Last evening my genetic counselor called and updated me on the amniocentesis results. She called the lab and said results should be in that night! I would get a call in the morning. It’s been a very long, almost 5 weeks of waiting. I wouldn’t say I was excited, but I would have some relief of an answer. This morning shortly after 9, she called. Osteogenesis Imperfecta. During these past 5 weeks I researched a lot of the skeletal dysplasias, but really didn’t look into OI. She said it’s a mutation to the col1A1 gene. And most likely a spontaneous mutation. Well that is good news. She offered a blood test to see if either Jim or I are carriers. We will most likely be taking that at our next appointment. I asked what type of OI it was, since I know there are different types ranging from very mild to fatal. She said it does not specify, there’s no way of knowing for sure what type until actually looking at the person and performing tests. She said based off of ultrasounds it is most likely the most severe type, which would be type II.
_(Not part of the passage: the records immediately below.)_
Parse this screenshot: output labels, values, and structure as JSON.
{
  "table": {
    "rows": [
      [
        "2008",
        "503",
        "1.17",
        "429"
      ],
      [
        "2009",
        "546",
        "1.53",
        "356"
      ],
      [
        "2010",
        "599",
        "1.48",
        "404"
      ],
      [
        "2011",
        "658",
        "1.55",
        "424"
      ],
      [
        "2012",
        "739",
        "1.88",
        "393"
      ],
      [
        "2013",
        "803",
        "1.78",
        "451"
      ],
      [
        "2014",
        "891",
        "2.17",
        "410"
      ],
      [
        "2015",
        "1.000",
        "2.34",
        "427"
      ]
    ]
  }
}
Here is a google definition of the diagnosis:
Osteogenesis imperfecta type 2 is a recessive trait with males and females affected. Two copies of the mutant gene are needed to cause the disease. The disease is characterized by short limb dwarfism, thin skin, soft skull, unusually large fontanels (soft spots), blue sclerae (whites of the eyes, small nose, low nasal bridge, inguinal hernia and numerous bone fractures at birth. There is bowing of limbs due to multiple fractures. This disease (also called osteogenesis imperfecta congenita or Vrolik disease) is usually not compatible with life. The children are usually stillborn or die of respiratory failure in early infancy. The condition results from mutations that impair the production of type I collagen, a key component of connective tissue. Mutations responsible for osteogenesis imperfecta type 2 have been identified in both the COL1A1 and COL1A2 genes. (COL1A1 is the gene for type 1 alpha-1 chain of collagen (COL1A1) and is located in chromosome17q21.31-q22.05. COL1A2 is the gene for type 2 alpha-chain of collagen (COL1A2) which is in chromosome 7q22.1).